Rig shortages to delay Libya’s E&P projects

March 12, 2007
Exploration and production programs in Libya are facing significant delays because of a shortage of drilling and workover rigs, according to Phoenicia Group, a Libya-based investment and trade consultancy firm.

Exploration and production programs in Libya are facing significant delays because of a shortage of drilling and workover rigs, according to Phoenicia Group, a Libya-based investment and trade consultancy firm.

The scarcity of equipment also means higher prices for available rigs, which is straining already high E&P costs in the area.

A Phoenicia spokesman told OGJ that some projects are facing delays as long as a year. “Day rates for both drilling and workover rigs have gone up by as much as 15-25% in some cases, and in others it can be as much as 40-60%. It really depends on the company and the circumstances. Contracts need to be done early before rigs are brought into the country.”

Ryad Sunusi, Phoenicia’s interim president and chief executive, said, “Libya needs at least 40 rigs for the next 10 years to support [international oil company (IOC)] exploration programs, and this represents a great opportunity for the Libyan private sector to get involved, in forming [joint ventures] with overseas drilling and workover contractors, as outlined by GPC Decree 443/2006.”

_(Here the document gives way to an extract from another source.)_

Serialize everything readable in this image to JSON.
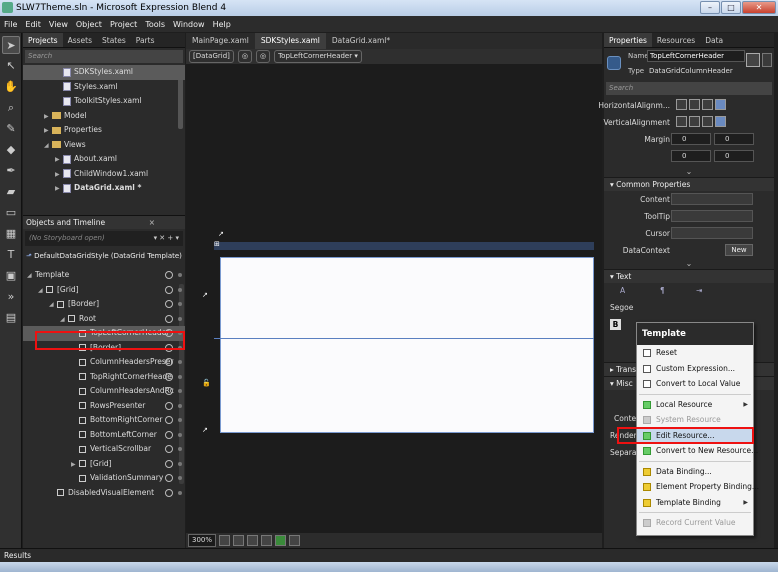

IOCs wishing to do business in Libya must do so through JVs with a Libyan partner, according to GPC Decision 443/2006, which was passed last November by the General People’s Committee, Libya’s executive decision-making body.

Foreign partners can take a maximum share of 65% and have the majority of representatives on its board. The Libyan partner, however, legally must have a minimum 35% stake in any joint stock company.

According to Phoenicia, major oil services companies such as “Schlumberger, Halliburton, Weatherford, and others are scrambling to conform to the new decree, and newcomers keen to pinpoint Libyan partners.”